This work has principally drawn upon Engeström’s (1987) Activity Theory (Warmington et al.,
2004; Daniels and Warmington 2007) with Edwards also returning to the underpinning Cultural
Historical Activity Theory (Edwards, 2007). However, this work holds significant limitations in
this context. Perhaps, most importantly, Engeström’s concept of ‘knots’ of professionals
knowledge-sharing to overcome issues is based upon only narrow empirical foundations. It also
assumes that these professionals wish to boundary span, and possess the necessary skills to do so
(Fenwick, 2007). The reality may be distinctly different to this.
Theoretical framework
As noted above this research takes a largely inductive approach to better understand what new
knowing is being created within these Children’s Services’ multi-agency teams.
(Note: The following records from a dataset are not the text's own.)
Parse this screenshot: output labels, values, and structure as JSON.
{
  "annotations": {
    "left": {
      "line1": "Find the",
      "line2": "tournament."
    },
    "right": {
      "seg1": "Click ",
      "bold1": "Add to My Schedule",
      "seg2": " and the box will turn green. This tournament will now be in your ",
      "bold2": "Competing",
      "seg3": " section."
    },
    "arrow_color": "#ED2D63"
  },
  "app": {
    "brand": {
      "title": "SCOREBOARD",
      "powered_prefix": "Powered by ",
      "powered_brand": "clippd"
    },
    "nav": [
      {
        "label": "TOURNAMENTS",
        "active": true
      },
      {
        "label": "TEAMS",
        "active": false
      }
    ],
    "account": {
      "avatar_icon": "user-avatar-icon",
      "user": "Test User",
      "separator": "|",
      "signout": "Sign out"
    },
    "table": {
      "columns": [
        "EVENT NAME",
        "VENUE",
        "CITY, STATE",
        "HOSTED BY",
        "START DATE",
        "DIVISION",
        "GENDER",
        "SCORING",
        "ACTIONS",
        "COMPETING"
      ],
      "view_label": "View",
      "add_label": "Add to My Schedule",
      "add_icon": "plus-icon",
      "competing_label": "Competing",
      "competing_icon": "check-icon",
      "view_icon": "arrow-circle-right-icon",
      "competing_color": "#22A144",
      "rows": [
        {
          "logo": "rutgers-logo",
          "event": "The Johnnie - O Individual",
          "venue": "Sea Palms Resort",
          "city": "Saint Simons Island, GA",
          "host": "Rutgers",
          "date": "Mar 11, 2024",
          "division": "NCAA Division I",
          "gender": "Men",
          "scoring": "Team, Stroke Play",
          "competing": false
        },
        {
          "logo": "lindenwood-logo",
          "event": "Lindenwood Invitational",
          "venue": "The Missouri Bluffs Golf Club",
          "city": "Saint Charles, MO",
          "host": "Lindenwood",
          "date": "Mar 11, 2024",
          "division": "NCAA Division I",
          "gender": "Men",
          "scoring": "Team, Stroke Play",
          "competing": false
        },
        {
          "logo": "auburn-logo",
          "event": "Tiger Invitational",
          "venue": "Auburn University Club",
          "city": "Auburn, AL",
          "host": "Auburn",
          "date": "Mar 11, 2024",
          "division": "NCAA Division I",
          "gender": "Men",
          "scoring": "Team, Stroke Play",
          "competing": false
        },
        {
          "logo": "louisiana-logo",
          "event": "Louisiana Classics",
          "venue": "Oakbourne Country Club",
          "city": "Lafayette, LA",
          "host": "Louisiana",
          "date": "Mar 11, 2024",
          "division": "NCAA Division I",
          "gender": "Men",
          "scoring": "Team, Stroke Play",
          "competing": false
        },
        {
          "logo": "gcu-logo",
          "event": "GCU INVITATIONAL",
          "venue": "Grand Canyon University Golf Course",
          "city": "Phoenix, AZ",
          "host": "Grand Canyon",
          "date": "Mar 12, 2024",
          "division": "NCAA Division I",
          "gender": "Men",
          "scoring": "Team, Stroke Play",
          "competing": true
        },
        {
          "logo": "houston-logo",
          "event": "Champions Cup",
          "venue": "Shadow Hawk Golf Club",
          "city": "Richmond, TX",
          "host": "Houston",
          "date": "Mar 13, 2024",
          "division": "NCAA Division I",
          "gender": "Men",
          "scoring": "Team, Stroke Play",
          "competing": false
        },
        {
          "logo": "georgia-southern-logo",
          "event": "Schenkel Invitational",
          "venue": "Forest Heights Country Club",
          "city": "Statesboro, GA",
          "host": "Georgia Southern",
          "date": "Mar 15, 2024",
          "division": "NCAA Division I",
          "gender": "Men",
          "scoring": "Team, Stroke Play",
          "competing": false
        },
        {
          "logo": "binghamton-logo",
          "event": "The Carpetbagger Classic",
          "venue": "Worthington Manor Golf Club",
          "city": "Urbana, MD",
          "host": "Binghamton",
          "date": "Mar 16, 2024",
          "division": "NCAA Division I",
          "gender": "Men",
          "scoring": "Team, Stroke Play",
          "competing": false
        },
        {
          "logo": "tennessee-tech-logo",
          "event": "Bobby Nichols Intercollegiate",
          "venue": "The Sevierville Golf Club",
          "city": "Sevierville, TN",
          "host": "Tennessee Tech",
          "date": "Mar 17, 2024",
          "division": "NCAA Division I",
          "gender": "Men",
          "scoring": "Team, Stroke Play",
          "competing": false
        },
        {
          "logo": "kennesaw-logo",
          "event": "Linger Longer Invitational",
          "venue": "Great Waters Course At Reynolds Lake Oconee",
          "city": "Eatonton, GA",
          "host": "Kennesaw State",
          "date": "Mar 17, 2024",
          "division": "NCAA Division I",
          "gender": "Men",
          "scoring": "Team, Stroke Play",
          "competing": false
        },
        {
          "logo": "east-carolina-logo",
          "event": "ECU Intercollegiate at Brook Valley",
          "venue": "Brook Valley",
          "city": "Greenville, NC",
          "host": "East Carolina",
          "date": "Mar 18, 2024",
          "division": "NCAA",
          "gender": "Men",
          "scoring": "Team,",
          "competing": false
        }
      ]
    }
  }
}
This approach
does still recognise the importance of theoretical interpretation. It purely opts to delay this
engagement until after the participants’ meanings are identified. Two central bodies of literature
guide the research and aid interpretation: situated learning theory and social identity theory.
These are now both briefly examined.
The research is predicated upon assertions that professional integration requires an explicit focus
upon organisational learning (Lin & Beyerlein, 2006). However, true to tradition, the
government is adopting a techno-rational approach in pursing this change. Their focus has been
upon ascribing ‘role requirements’, artefacts and ‘best-practice’ models supported by off-the-job
training (for example, DfES, 2003; DfES, 2007). The presumption was that the knowledge for
multi-agency working could be acquired individually, transferred, shared and applied to assist
these professionals to function in practice (Weick & Roberts, 1993; Nonaka & Takeuchi, 1995;
Davenport & Prusak 1998; Cook & Seely Brown, 1999; Probst et al., 2000; Schneider, 2007).
Furthermore, these artefacts would provide a new common language and knowledge-base for
understanding to develop across the workforce.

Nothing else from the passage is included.